Portions of the information contained in this table have been provided by carpartsinmotion. Learn more – opens in new window or tab. 92190 of caveolin peptides on the auto-phosphoryation of c-Src and Fyn tyrosine kinases. Watch list is full. Pardee Foundation to M.
DS 428 DARK BROWN SMOOTH MATTE
Effects of caveolin peptides on the auto-activation of c-Src tyrosine kinase. This is consistent with results demonstrating co-immunoprecipitation of caveolin with c-Src using antibodies directed against c-Src Fig. In contrast, recombinant overexpression of wild-type c-Src does not result in efficient cell transformation or increased tyrosine phosphorylation, indicating that the tyrosine kinase activity of c-Src is normally repressed 37 Co-expression of c-Src and Caveolin in Mammalian T Cells Untagged caveolin and c-Src were co-expressed in T cells by co-transfection using a modified calcium phosphate precipitation procedure as described previously However, similar fusion containing caveolin residues did not show any interaction.
After preclearing, supernatants were transferred to tubes containing mouse monoclonal anti-Src IgG prebound to protein A-Sepharose. The functional existence of such a negative regulator or suppressor of c-Src has been suggested by earlier studies It should be noted that this band was not detectable in uninfected cells or in cells infected with vector alone not shown.
Select a valid country. The eluate was mixed 1: Anti-Src-immunoprecipitates from T cells co-transfected with c-Src and caveolin were washed twice with kinase reaction buffer 20 m M Hepes, pH 7. These cells express extremely low levels of endogenous caveolin; little or no immunoreactivity was observed with anti-caveolin IgG by Western blotting not shown.
Submit your work to JBC. Because mutations in the extreme C terminus, the kinase domain, the SH2 domain, or the SH3 domain can constitutively activate c-Src, this activation may be mediated a conformational change in one of these regions Search for related content.

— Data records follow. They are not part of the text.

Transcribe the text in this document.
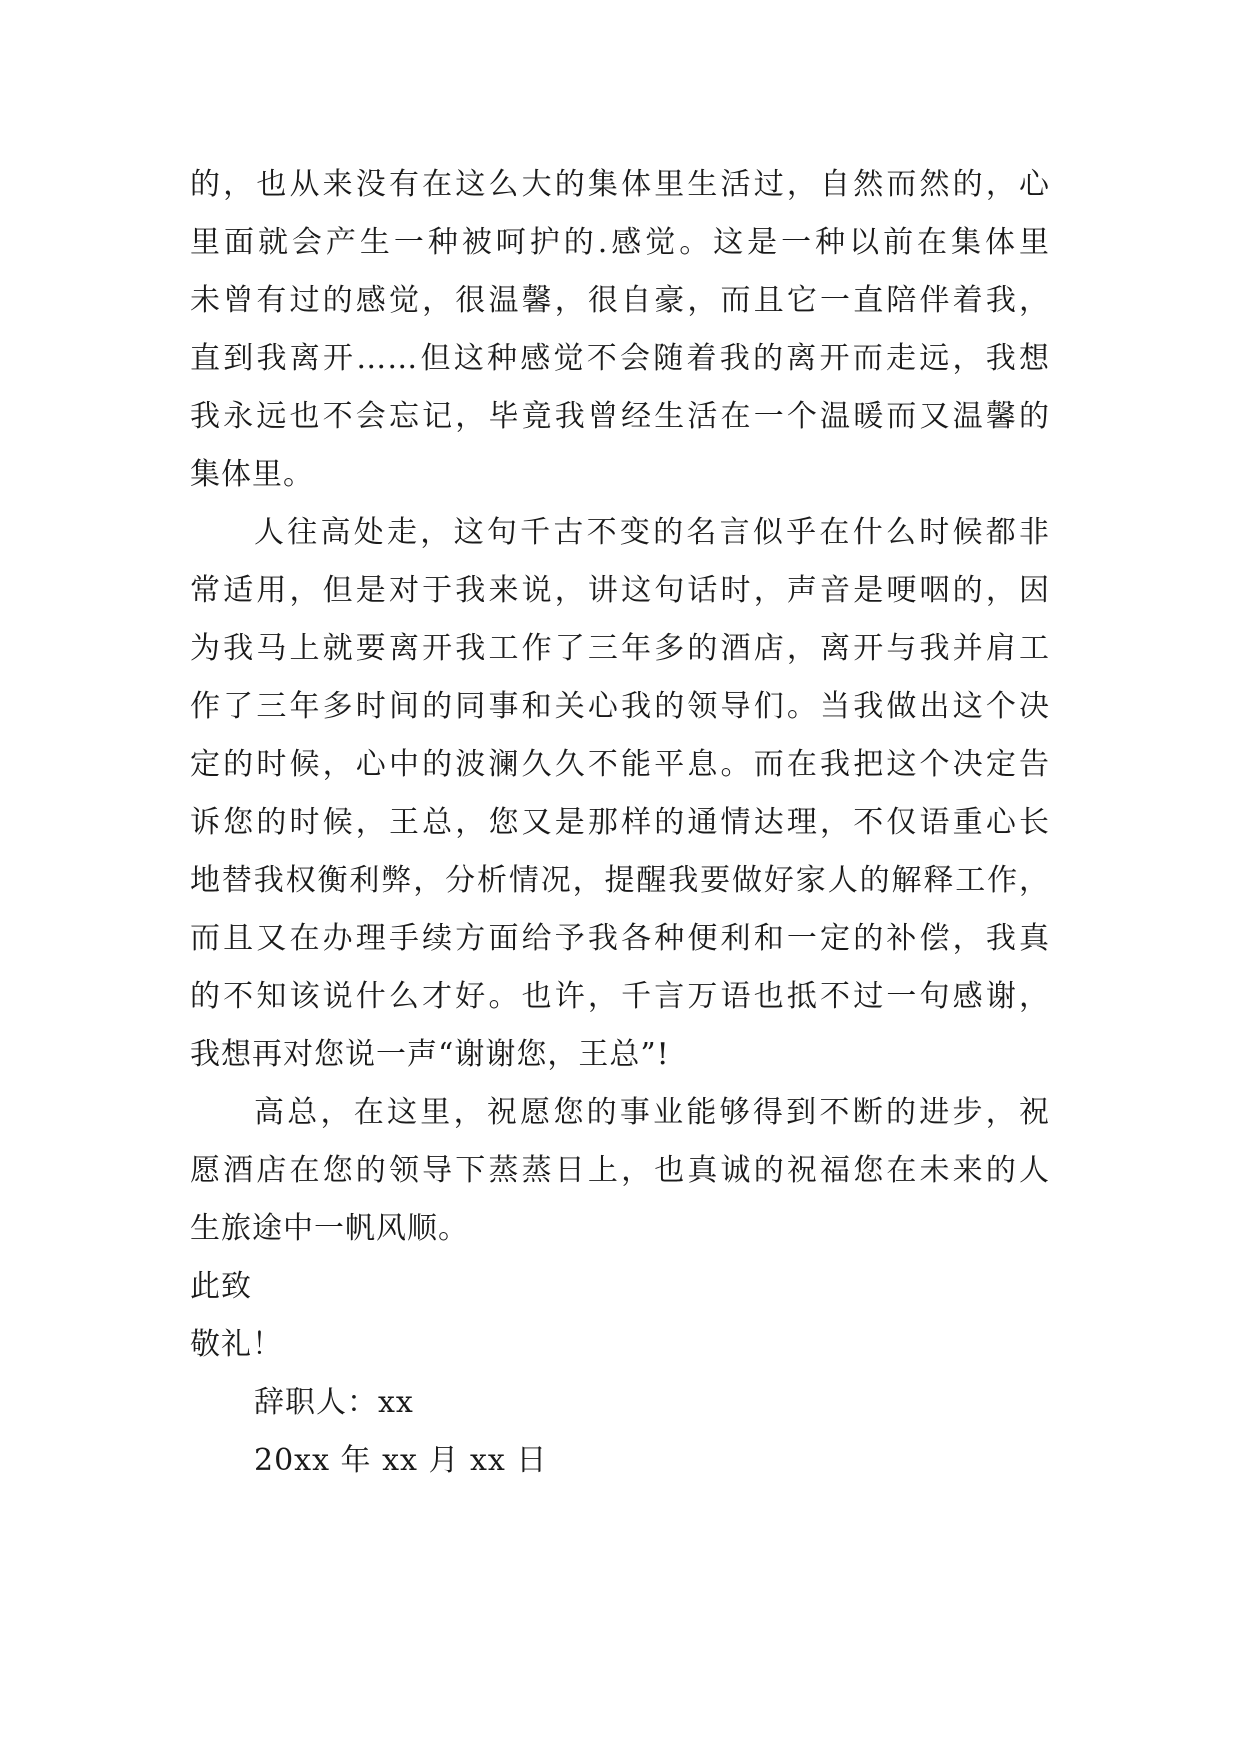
的，也从来没有在这么大的集体里生活过，自然而然的，心
里面就会产生一种被呵护的.感觉。这是一种以前在集体里
未曾有过的感觉，很温馨，很自豪，而且它一直陪伴着我，
直到我离开……但这种感觉不会随着我的离开而走远，我想
我永远也不会忘记，毕竟我曾经生活在一个温暖而又温馨的
集体里。
人往高处走，这句千古不变的名言似乎在什么时候都非
常适用，但是对于我来说，讲这句话时，声音是哽咽的，因
为我马上就要离开我工作了三年多的酒店，离开与我并肩工
作了三年多时间的同事和关心我的领导们。当我做出这个决
定的时候，心中的波澜久久不能平息。而在我把这个决定告
诉您的时候，王总，您又是那样的通情达理，不仅语重心长
地替我权衡利弊，分析情况，提醒我要做好家人的解释工作，
而且又在办理手续方面给予我各种便利和一定的补偿，我真
的不知该说什么才好。也许，千言万语也抵不过一句感谢，
我想再对您说一声“谢谢您，王总”!
高总，在这里，祝愿您的事业能够得到不断的进步，祝
愿酒店在您的领导下蒸蒸日上，也真诚的祝福您在未来的人
生旅途中一帆风顺。
此致
敬礼！
辞职人：xx
20xx 年 xx 月 xx 日
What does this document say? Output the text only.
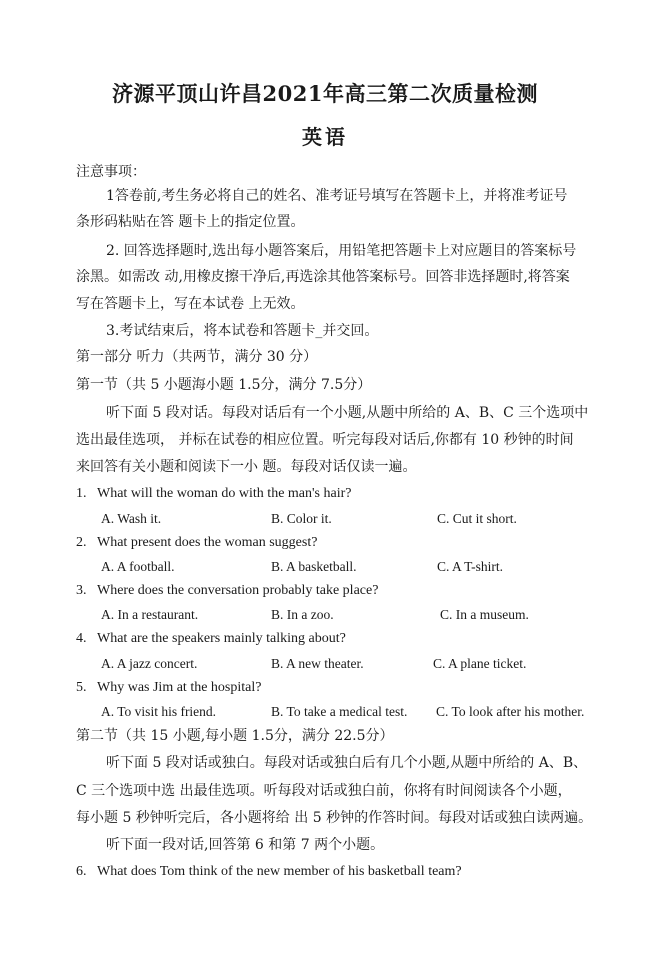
济源平顶山许昌2021年高三第二次质量检测
英语
注意事项：
1答卷前,考生务必将自己的姓名、准考证号填写在答题卡上，并将准考证号
条形码粘贴在答 题卡上的指定位置。
2. 回答选择题时,选出每小题答案后，用铅笔把答题卡上对应题目的答案标号
涂黑。如需改 动,用橡皮擦干净后,再选涂其他答案标号。回答非选择题时,将答案
写在答题卡上，写在本试卷 上无效。
3.考试结束后，将本试卷和答题卡_并交回。
第一部分 听力（共两节，满分 30 分）
第一节（共 5 小题海小题 1.5分，满分 7.5分）
听下面 5 段对话。每段对话后有一个小题,从题中所给的 A、B、C 三个选项中
选出最佳选项， 并标在试卷的相应位置。听完每段对话后,你都有 10 秒钟的时间
来回答有关小题和阅读下一小 题。每段对话仅读一遍。
1. What will the woman do with the man's hair?
A. Wash it.	B. Color it.	C. Cut it short.
2. What present does the woman suggest?
A. A football.	B. A basketball.	C. A T-shirt.
3. Where does the conversation probably take place?
A. In a restaurant.	B. In a zoo.	C. In a museum.
4. What are the speakers mainly talking about?
A. A jazz concert.	B. A new theater.	C. A plane ticket.
5. Why was Jim at the hospital?
A. To visit his friend.	B. To take a medical test. C. To look after his mother.
第二节（共 15 小题,每小题 1.5分，满分 22.5分）
听下面 5 段对话或独白。每段对话或独白后有几个小题,从题中所给的 A、B、
C 三个选项中选 出最佳选项。听每段对话或独白前，你将有时间阅读各个小题，
每小题 5 秒钟听完后，各小题将给 出 5 秒钟的作答时间。每段对话或独白读两遍。
听下面一段对话,回答第 6 和第 7 两个小题。
6. What does Tom think of the new member of his basketball team?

Report item – opens in a new window or tab. As a consequence of C-terminal divergence, v-Src does not contain Tyrwhich when phosphorylated can act to functionally inactivate c-Src kinase Using purified recombinant c-Src tyrosine kinase, we evaluated the effects of these caveolin peptides on the functional auto-activation of c-Src kinase in vitro.
See the cs listing for full details.
Compatibility information isn’t available for this item.